Opinion
No. 84-7413.
Submitted February 18, 1985.
Decided April 15, 1985.
Arthur D. Schonfeld, Encino, Cal., for petitioner.
George H. Wu, Los Angeles, Cal., for respondent.
Petition to Review Decision of the Board of Immigration Appeals.
Before WALLACE, FLETCHER and WIGGINS, Circuit Judges.
ORDER
Petitioner seeks review of an order entered by the Board of Immigration Appeals pursuant to 8 U.S.C. § 1256 rescinding petitioner's status as a permanent resident. Because the order is not a final order of deportation subject to review under 8 U.S.C. § 1105a(a), and no final order of deportation has been entered in this case, this court is without jurisdiction to review the petition.
Petitioner Paughnhun Kuh, a 41 year-old native and citizen of Korea, obtained permanent resident status in this country on August 30, 1979. On April 14, 1980, the Immigration and Naturalization Service (INS) instituted proceedings, under 8 U.S.C. § 1256 to revoke Kuh's permanent resident status. The INS alleged that Kuh was ineligible for an adjustment to permanent resident status because he had worked without a labor certificate before filing his adjustment application.

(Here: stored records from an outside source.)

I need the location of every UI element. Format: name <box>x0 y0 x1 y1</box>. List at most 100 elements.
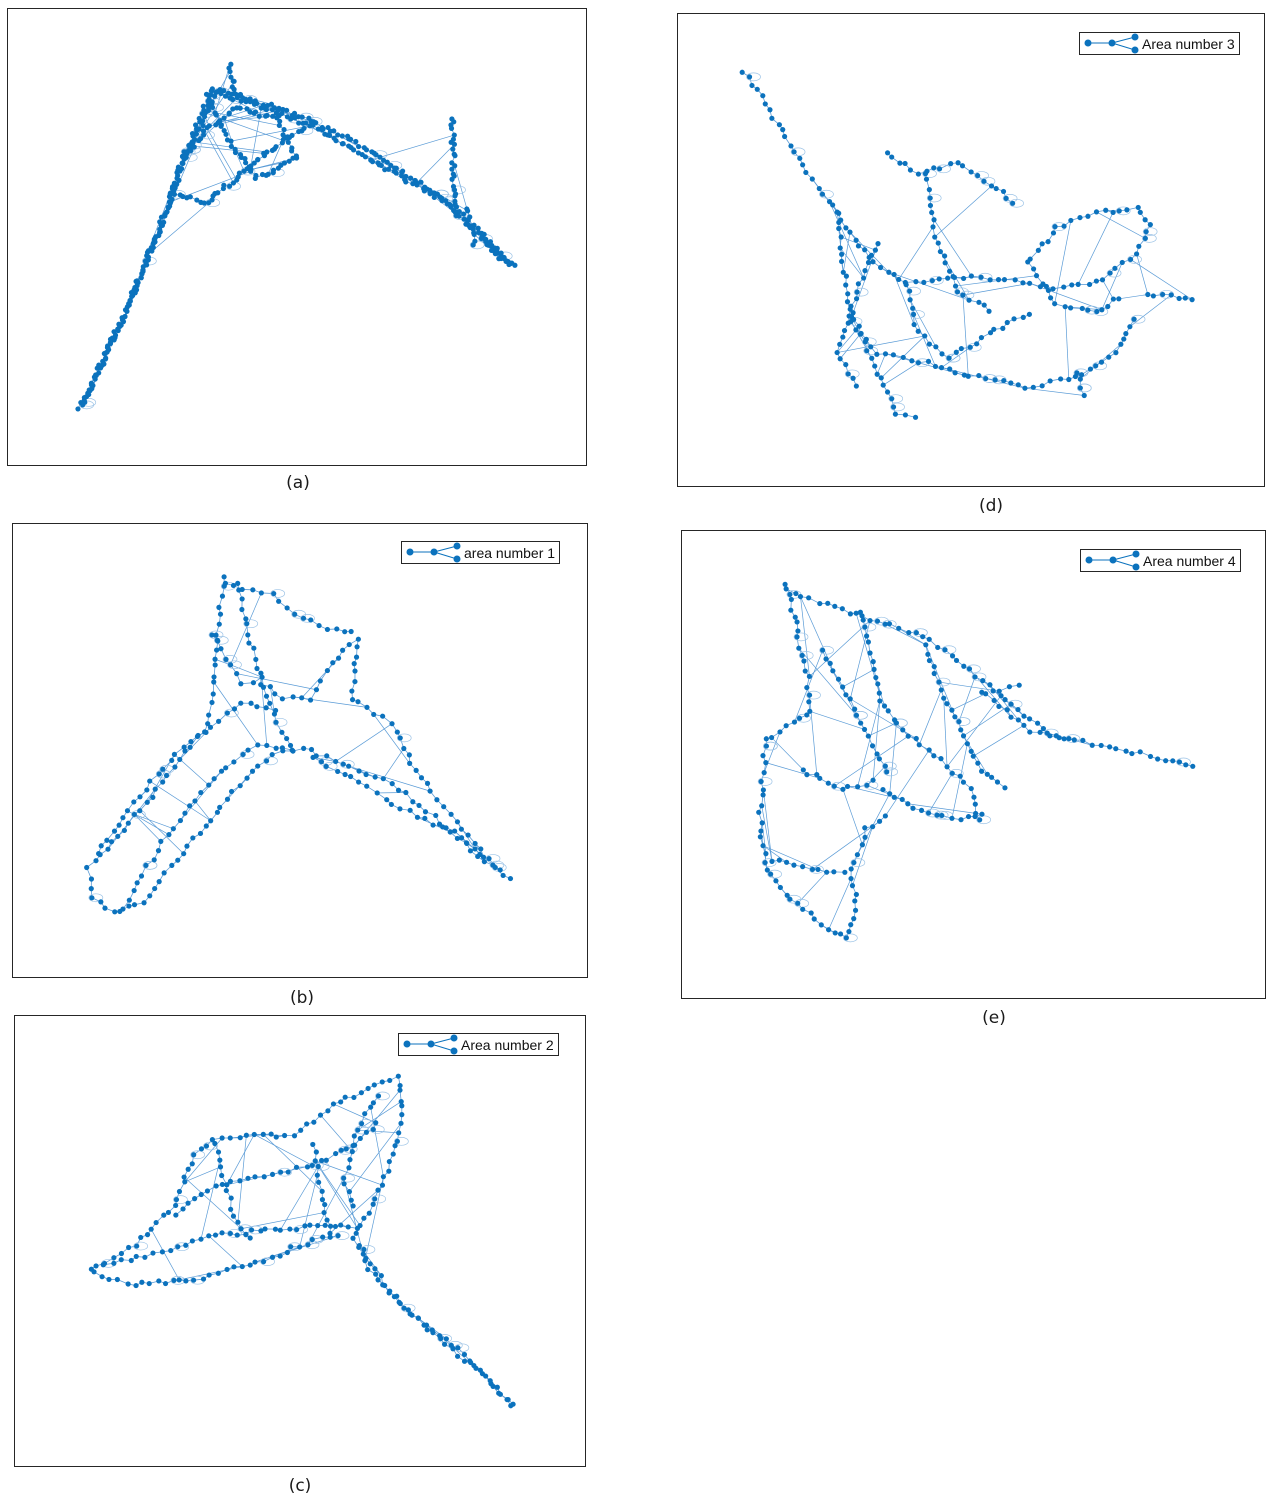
graph-node <box>134 278 140 284</box>
graph-node <box>987 277 993 283</box>
graph-node <box>203 729 209 736</box>
graph-node <box>192 798 198 804</box>
graph-node <box>987 682 993 688</box>
graph-node <box>204 124 210 131</box>
graph-node <box>75 406 81 412</box>
graph-node <box>271 590 277 597</box>
graph-node <box>375 1277 381 1283</box>
graph-self-loop <box>358 1119 373 1128</box>
graph-node <box>348 136 354 142</box>
graph-node <box>276 122 282 129</box>
graph-edge <box>834 735 909 787</box>
graph-node <box>269 1254 276 1260</box>
graph-node <box>230 96 236 103</box>
graph-edge <box>348 765 431 792</box>
graph-node <box>224 710 230 716</box>
graph-node <box>330 1101 337 1107</box>
graph-node <box>861 275 867 281</box>
graph-node <box>288 116 294 122</box>
graph-node <box>371 711 377 718</box>
graph-node <box>1021 722 1027 728</box>
graph-edge <box>1129 294 1172 327</box>
graph-node <box>1110 296 1116 302</box>
graph-node <box>379 1079 385 1085</box>
graph-node <box>271 711 278 717</box>
graph-node <box>1123 748 1129 754</box>
graph-node <box>228 143 234 150</box>
graph-node <box>454 835 460 842</box>
graph-node <box>247 1262 253 1268</box>
graph-node <box>219 1135 225 1141</box>
graph-node <box>936 166 943 172</box>
graph-node <box>806 673 812 680</box>
graph-node <box>1035 247 1041 253</box>
graph-node <box>471 231 477 237</box>
graph-node <box>215 190 221 196</box>
graph-node <box>455 1345 461 1351</box>
graph-edge <box>907 803 983 815</box>
graph-node <box>837 245 843 251</box>
graph-node <box>351 1094 357 1100</box>
graph-node <box>858 720 864 726</box>
graph-node <box>1012 277 1018 283</box>
graph-node <box>1033 273 1040 279</box>
graph-node <box>965 373 971 379</box>
graph-node <box>896 625 902 631</box>
graph-node <box>784 859 790 865</box>
legend-label-c: Area number 2 <box>461 1036 554 1053</box>
graph-edge <box>898 628 926 646</box>
graph-node <box>243 160 249 166</box>
graph-node <box>1015 706 1021 713</box>
graph-node <box>784 892 790 898</box>
graph-node <box>211 674 217 680</box>
graph-edge <box>315 1160 383 1186</box>
graph-self-loop <box>881 619 897 629</box>
graph-node <box>379 1182 386 1188</box>
graph-node <box>362 154 369 160</box>
graph-node <box>190 835 196 841</box>
graph-node <box>839 251 845 257</box>
graph-edge <box>1054 220 1072 304</box>
graph-node <box>454 1353 461 1359</box>
graph-node <box>200 103 206 109</box>
graph-node <box>182 748 188 754</box>
graph-node <box>958 345 964 352</box>
graph-edge <box>314 1160 358 1229</box>
graph-node <box>319 1188 325 1194</box>
graph-node <box>452 193 458 199</box>
graph-node <box>859 842 865 848</box>
graph-node <box>349 697 356 703</box>
graph-node <box>931 663 937 670</box>
graph-edge <box>842 669 875 688</box>
graph-node <box>349 688 355 694</box>
graph-node <box>756 809 762 815</box>
graph-node <box>1107 744 1113 750</box>
graph-self-loop <box>809 865 824 874</box>
graph-node <box>263 106 269 113</box>
graph-node <box>206 1272 212 1278</box>
graph-node <box>1087 366 1093 372</box>
graph-node <box>801 658 807 664</box>
graph-node <box>913 735 919 742</box>
graph-node <box>394 729 400 735</box>
graph-node <box>215 1270 221 1276</box>
graph-node <box>372 774 378 780</box>
graph-node <box>843 362 849 368</box>
graph-node <box>262 1226 268 1232</box>
graph-node <box>954 289 961 295</box>
graph-node <box>452 201 458 207</box>
graph-node <box>1123 331 1129 337</box>
graph-node <box>236 170 242 176</box>
graph-node <box>1147 753 1154 759</box>
graph-node <box>174 181 180 187</box>
graph-node <box>299 695 305 701</box>
caption-d: (d) <box>978 496 1004 516</box>
graph-node <box>891 271 897 277</box>
graph-node <box>323 1157 329 1163</box>
graph-node <box>1131 316 1137 322</box>
graph-node <box>307 1222 313 1228</box>
graph-node <box>507 261 513 267</box>
graph-node <box>414 182 420 188</box>
graph-node <box>158 838 164 844</box>
graph-node <box>251 645 257 651</box>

Section 1256 provides, in pertinent part:
"If, at any time within five years after the status of a person has been otherwise adjusted under the provisions of section 1255 or 1259 of this title or any other provision of law to that of an alien lawfully admitted for permanent residence, it shall appear to the satisfaction of the Attorney General that the person was not in fact eligible for such adjustment of status, the Attorney General shall rescind the action taken granting an adjustment of status to such person and cancelling deportation in the case of such person if that occurred and the person shall thereupon be subject to all provisions of this Act to the same extent as if the adjustment had not been made."
After a hearing, the Immigration Judge rescinded Kuh's permanent resident status. The Board of Immigration Appeals affirmed. Kuh petitions this court for review under 8 U.S.C. § 1105a(a).
Section 1105a(a) provides "the sole and exclusive procedure for . . . the judicial review of all final orders of deportation . . . made against aliens within the United States pursuant to administrative proceedings under section 1252(b) of this title. . . ."
This court's direct review of immigration matters in limited by 8 U.S.C. § 1105a(a) to the review of final orders of deportation entered during the course of proceedings conducted pursuant to 8 U.S.C. § 1252(b). See Cheng Fan Kwok v. INS, 392 U.S. 206, 216, 88 S.Ct. 1970, 1976, 20 L.Ed.2d 1037 (1968). The INS rescinded Kuh's status under 8 U.S.C. § 1256. Kuh has not yet had a deportation hearing and no final order of deportation has issued.
Because the rescission order is not a final order of deportation, it is not independently reviewable by this court. See Bachelier v. INS, 548 F.2d 1157, 1158 (5th Cir. 1977); see also Waziri v. INS, 392 F.2d 55, 56 (9th Cir. 1968). Once a final order of deportation has been issued, however, this court may review the rescission order. See Bachelier v. INS, 625 F.2d 902, 904 (9th Cir. 1980).
Relying on Bark v. INS, 511 F.2d 1200 (9th Cir. 1975), Kuh argues that this court has, on at least one occasion, assumed jurisdiction to review a similar order in the absence of a final order of deportation. Indeed, this court, in dicta, has described Bark as a case in which the court "assumed jurisdiction" to review an order adjusting status. Bachelier, 625 F.2d at 904. Kuh's reliance on Bark is misplaced, however. Although not mentioned in the opinion, the record reflects that the petitioner in Bark was subject to a final order of deportation. Thus, in that case the court properly assumed jurisdiction under section 1105a(a) to review the denial of adjustment of status. See Bachelier, 625 F.2d at 904.
Here, no final order of deportation has been entered. Accordingly, the petition is dismissed for lack of jurisdiction.